Eduardo Knapp/Folhapress
O lateral Daniel Alves durante entrevista coletiva na Granja Comary
O lateral Daniel Alves durante entrevista coletiva na Granja Comary

"Wagner, já testou seu equipamento?", pergunta Cleto. Conhece cada um ali. Quando a coletiva começa, ele se posta na lateral. Bota as mãos na cintura. Depois bota para trás. E de novo na cintura. Daniel Alves não entende a tradução, reclama, faz ironia. Não é culpa de Cleto. A tradução é outro departamento. No de Cleto, Daniel Alves é o que dá mais trabalho. Fala muito perto do microfone. Cleto fica aflito porque, quando ele fala, faz "puf, puf". Dicção de primeira tem Fred. Mas o mais gentil com Cleto é David Luiz. Quando Cleto lhe deseja sorte, ele até lhe responde. Fala "muito obrigado".

Cleto apura os ouvidos. Um jornalista sueco quer saber por que os jogadores brasileiros falam tanto em Deus. Henrique responde: "(Tem de lembrar) de Deus não só na hora de pedir, mas na de agradecer". Respondido. Quem tem prioridade para fazer perguntas são os jornalistas dos veículos "detentores de direitos". Esse é o primeiro critério, segundo o assessor de imprensa da CBF, Rodrigo Paiva, que decide quem pode ou não perguntar. O segundo é o da "convivência". Quem acompanha a seleção tem preferência diante dos que desembarcaram só agora. Um repórter comenta, amargurado: "Um pergunta cenoura, o outro abacate, um terceiro melancia. Isso não é jornalismo".

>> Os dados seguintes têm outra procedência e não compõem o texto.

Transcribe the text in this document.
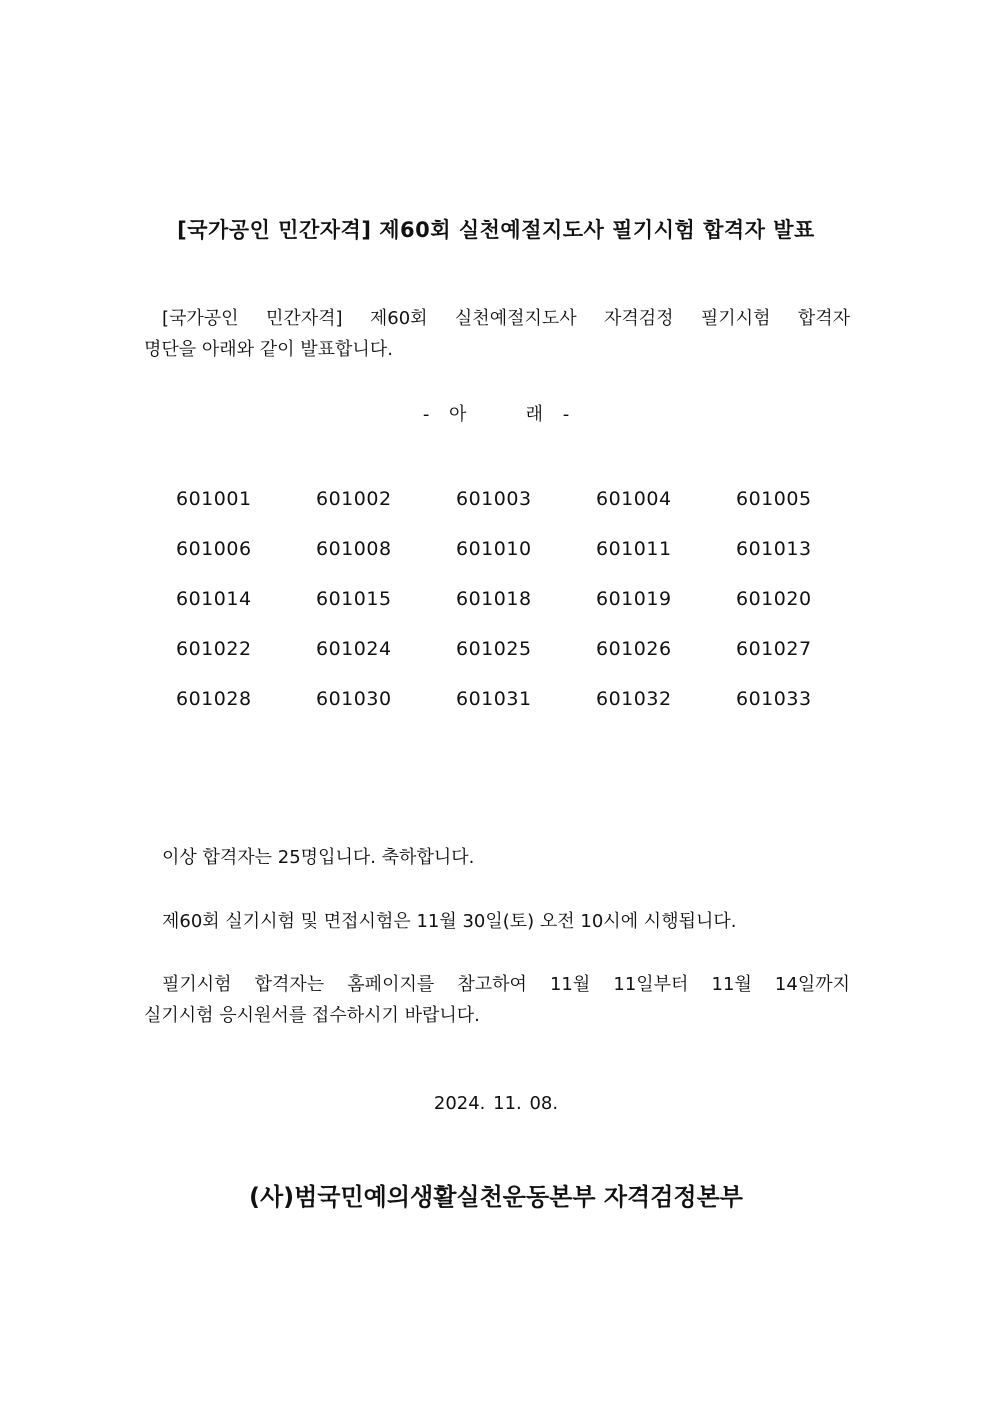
[국가공인 민간자격] 제60회 실천예절지도사 필기시험 합격자 발표
[국가공인 민간자격] 제60회 실천예절지도사 자격검정 필기시험 합격자
명단을 아래와 같이 발표합니다.
- 아   래 -
601001	601002	601003	601004	601005
601006	601008	601010	601011	601013
601014	601015	601018	601019	601020
601022	601024	601025	601026	601027
601028	601030	601031	601032	601033
이상 합격자는 25명입니다. 축하합니다.
제60회 실기시험 및 면접시험은 11월 30일(토) 오전 10시에 시행됩니다.
필기시험 합격자는 홈페이지를 참고하여 11월 11일부터 11월 14일까지
실기시험 응시원서를 접수하시기 바랍니다.
2024. 11. 08.
(사)범국민예의생활실천운동본부 자격검정본부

Quando os entrevistados se retiram, Cleto está contente. O Brasil, o planeta, sabem agora o que os jogadores têm na cabeça, ainda que deles só se possa exigir maestria no pé. É hora de outra coletiva, extraoficial, mas oficialíssima. Um grupo rodeia Rodrigo Paiva. Uns querem fazer um pedido, outros devaneiam com uma informação exclusiva. Dadá Maravilha, tricampeão do mundo, hoje comentarista de TV, pede uma entrevista com Felipão. Há quem só queira fazer um selfie. "Eu não sou viado, mas quero fazer um selfie com você", diz um.

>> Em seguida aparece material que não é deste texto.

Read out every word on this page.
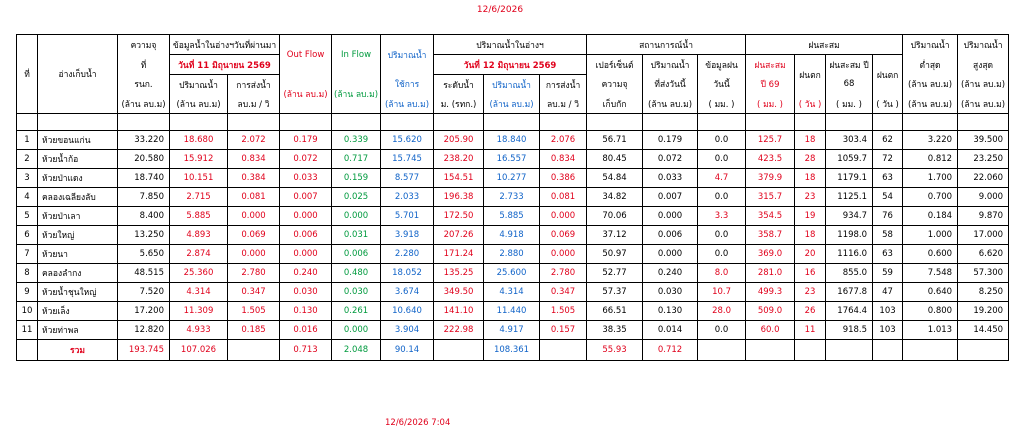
12/6/2026
ที่	อ่างเก็บน้ำ	ความจุ	ข้อมูลน้ำในอ่างฯวันที่ผ่านมา		Out Flow	In Flow	ปริมาณน้ำ	ปริมาณน้ำในอ่างฯ			สถานการณ์น้ำ			ฝนสะสม				ปริมาณน้ำ	ปริมาณน้ำ
		ที่	วันที่ 11 มิถุนายน 2569					วันที่ 12 มิถุนายน 2569			เปอร์เซ็นต์	ปริมาณน้ำ	ข้อมูลฝน	ฝนสะสม	ฝนตก	ฝนสะสม ปี	ฝนตก	ต่ำสุด	สูงสุด
		รนก.	ปริมาณน้ำ	การส่งน้ำ	(ล้าน ลบ.ม)	(ล้าน ลบ.ม)	ใช้การ	ระดับน้ำ	ปริมาณน้ำ	การส่งน้ำ	ความจุ	ที่ส่งวันนี้	วันนี้	ปี 69		68		(ล้าน ลบ.ม)	(ล้าน ลบ.ม)
		(ล้าน ลบ.ม)	(ล้าน ลบ.ม)	ลบ.ม / วิ			(ล้าน ลบ.ม)	ม. (รทก.)	(ล้าน ลบ.ม)	ลบ.ม / วิ	เก็บกัก	(ล้าน ลบ.ม)	( มม. )	( มม. )	( วัน )	( มม. )	( วัน )	(ล้าน ลบ.ม)	(ล้าน ลบ.ม)

1	ห้วยขอนแก่น	33.220	18.680	2.072	0.179	0.339	15.620	205.90	18.840	2.076	56.71	0.179	0.0	125.7	18	303.4	62	3.220	39.500
2	ห้วยน้ำก้อ	20.580	15.912	0.834	0.072	0.717	15.745	238.20	16.557	0.834	80.45	0.072	0.0	423.5	28	1059.7	72	0.812	23.250
3	ห้วยป่าแดง	18.740	10.151	0.384	0.033	0.159	8.577	154.51	10.277	0.386	54.84	0.033	4.7	379.9	18	1179.1	63	1.700	22.060
4	คลองเฉลียงลับ	7.850	2.715	0.081	0.007	0.025	2.033	196.38	2.733	0.081	34.82	0.007	0.0	315.7	23	1125.1	54	0.700	9.000
5	ห้วยป่าเลา	8.400	5.885	0.000	0.000	0.000	5.701	172.50	5.885	0.000	70.06	0.000	3.3	354.5	19	934.7	76	0.184	9.870
6	ห้วยใหญ่	13.250	4.893	0.069	0.006	0.031	3.918	207.26	4.918	0.069	37.12	0.006	0.0	358.7	18	1198.0	58	1.000	17.000
7	ห้วยนา	5.650	2.874	0.000	0.000	0.006	2.280	171.24	2.880	0.000	50.97	0.000	0.0	369.0	20	1116.0	63	0.600	6.620
8	คลองลำกง	48.515	25.360	2.780	0.240	0.480	18.052	135.25	25.600	2.780	52.77	0.240	8.0	281.0	16	855.0	59	7.548	57.300
9	ห้วยน้ำชุนใหญ่	7.520	4.314	0.347	0.030	0.030	3.674	349.50	4.314	0.347	57.37	0.030	10.7	499.3	23	1677.8	47	0.640	8.250
10	ห้วยเล็ง	17.200	11.309	1.505	0.130	0.261	10.640	141.10	11.440	1.505	66.51	0.130	28.0	509.0	26	1764.4	103	0.800	19.200
11	ห้วยท่าพล	12.820	4.933	0.185	0.016	0.000	3.904	222.98	4.917	0.157	38.35	0.014	0.0	60.0	11	918.5	103	1.013	14.450
	รวม	193.745	107.026		0.713	2.048	90.14		108.361		55.93	0.712							
12/6/2026 7:04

A aparência de intimidade com Rodrigo é produto valorizado naquele mercado. "O maior gol desse cara foi ter sido casado com Maitê Proença", diz o mesmo da foto, já no estágio avançado do abraço amigo. Rodrigo, sempre sedutor com as mulheres, responde a todos com educação, sem nem sempre responder. Mesmo quando não ajuda parece ajudar. É um tipo solar. E controverso, personagem de matérias de todo o tipo, de denúncia a coluna social. Um velho observador das relações da imprensa com a CBF balança a cabeça, olhando a corte de fora: "Não dá para ficar amigo do rei na hora da coroação".

A sala se esvazia. Cleto continua lá. No dia seguinte, tudo se repetirá. Ele voltará ao microfone. Mas o espetáculo, de fato, só começa quando o homem comum deixa o palco.